Le mardi 5 juillet 2022 à 12:31 - MAJ mardi 5 juillet 2022 à 16:09
Jean-Marc Reiser a été condamné mardi par la cour d'assises du Bas-Rhin à la peine maximale qu'il encourait pour l'assassinat de l'étudiante Sophie Le Tan en 2018, la réclusion criminelle à perpétuité avec 22 ans de sûreté.
Cette condamnation est conforme aux réquisitions. A l'énoncé du verdict, Jean-Marc Reiser, un multirécidiviste de 61 ans qui faisait face à son 5e jury d'assises après une condamnation pour deux viols en 2003, est resté stoïque, les mains dans le dos, regardant le sol.

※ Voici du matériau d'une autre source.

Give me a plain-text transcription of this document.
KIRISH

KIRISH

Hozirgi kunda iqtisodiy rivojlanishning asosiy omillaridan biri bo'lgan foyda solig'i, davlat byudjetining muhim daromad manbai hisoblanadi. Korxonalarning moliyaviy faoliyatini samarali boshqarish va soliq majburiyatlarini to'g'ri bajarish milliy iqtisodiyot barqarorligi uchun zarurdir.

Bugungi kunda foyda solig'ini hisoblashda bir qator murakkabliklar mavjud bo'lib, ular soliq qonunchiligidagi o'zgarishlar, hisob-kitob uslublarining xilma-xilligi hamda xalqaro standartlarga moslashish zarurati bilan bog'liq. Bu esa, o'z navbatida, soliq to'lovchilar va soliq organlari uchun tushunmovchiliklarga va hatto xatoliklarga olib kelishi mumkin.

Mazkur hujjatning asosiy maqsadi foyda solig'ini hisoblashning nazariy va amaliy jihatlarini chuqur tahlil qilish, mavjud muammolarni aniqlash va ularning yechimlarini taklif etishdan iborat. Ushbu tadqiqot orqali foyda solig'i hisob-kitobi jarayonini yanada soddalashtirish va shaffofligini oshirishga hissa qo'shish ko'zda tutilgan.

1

La famille de Sophie Le Tan, dont tous les membres étaient présents pour le dénouement de ce procès, est restée impassible. Pour la première fois depuis huit jours, la mère de Sophie s'est exprimée devant la presse, après le verdict. Traduite du vietnamien, elle a remercié la cour "d'avoir rendu justice à Sophie".
"La perte de Sophie n'est pas mesurable, la douleur restera immense, on devra vivre avec, notre vie sera hantée par l'horreur de la perte de Sophie mais, en parallèle, on est satisfait de la peine prononcée", a déclaré Thi Huong Le Tan. "On est rassuré de savoir qu'il ne fera plus aucun mal à aucune autre femme, à aucune autre famille, et on espère vivement que l'affaire de Sophie servira de prise de conscience générale sur le cas des récidivistes : si Sophie n'avait pas croisé le chemin de ce multirécidiviste, elle serait encore en vie, à nos côtés", a-t-elle ajouté.
Les parents ont ensuite étreint leurs avocats, avant que la mère ne s'effondre en sanglots dans les bras de proches.
«Grosse claque»
Jean-Marc Reiser dispose désormais de dix jours pour interjeter appel de sa condamnation, ce qui n'étonnerait pas Me Gérard Welzer, avocat de la famille Le Tan, puisque le sexagénaire "a montré qu'il était très procédurier".
"On va prendre le temps de la réflexion, je m'en entretiendrai avec Jean-Marc Reiser au courant de la semaine prochaine", a indiqué l'un de ses avocats, Me Xavier Metzger.
Autre avocat de la défense, Me Pierre Giuriato a évoqué une peine "trop forte" qui a sonné comme une "grosse claque dans la figure" de Jean-Marc Reiser. Mais "la sanction est à la hauteur de la souffrance de la famille de Sophie", a-t-il reconnu.
Avant que les jurés ne partent délibérer pendant deux heures, M. Reiser, dans une dernière longue prise de parole, avait souhaité "un verdict équitable, juste, non pas une exécution judiciaire sommaire". "Dans cette fureur que je ne m'explique toujours pas aujourd'hui, il n'y avait rien de prémédité (...) je n'avais rien contre elle", a-t-il poursuivi.
Les six jurés, quatre hommes et deux femmes, et les trois juges, ont répondu oui aux deux questions essentielles qui leur étaient posées : Jean-Marc Reiser a-t-il volontairement tué Sophie Le Tan, dont le squelette incomplet n'a été retrouvé qu'en octobre 2019, plus d'un an après sa disparition ? Et a-t-il prémédité le crime qui lui est reproché ?
Cette question de la préméditation était tout l'enjeu du procès. M. Reiser a reconnu à l'audience, comme il le fait depuis janvier 2021, après deux ans et demi de dénégations, avoir tué Sophie. Mais il a continué de nier lors du procès toute volonté homicide et toute préméditation.
«Justice et vérité»
Lui et ses trois avocats l'ont martelé : c'est un "hasard regrettable" qui a mis Sophie Le Tan sur sa route lorsqu'elle est allée visiter son appartement le 7 septembre 2018. En repoussant ses avances, elle l'a mis dans un "état de fureur" incontrôlable, a-t-il affirmé, expliquant alors l'avoir rouée de coups jusqu'à ce qu'elle chute. Puis il a découpé son corps et l'a dissimulé en forêt. L'état du corps de Sophie Le Tan n'a pas permis de déterminer les causes de son décès.
Ce scénario de la "rencontre fortuite" et du "pétage de câble" a donc été rejeté. Les fausses annonces et les multiples lignes téléphoniques ouvertes sous de fausses identités afin de piéger de jeunes étudiantes ont sans doute pesé lourd dans la décision des jurés. "La cour d'assises n'a pas eu le courage du doute", a regretté Me Xavier Metzger.
La mère de Sophie Le Tan a également espéré que la famille de Françoise Hohmann, présente chaque jour au procès, trouverait à son tour "justice et vérité". Cette jeune VRP a disparu en 1987 après avoir sonné chez Jean-Marc Reiser, acquitté faute de preuves en 2001. Depuis, une information judiciaire "contre X" a été rouverte.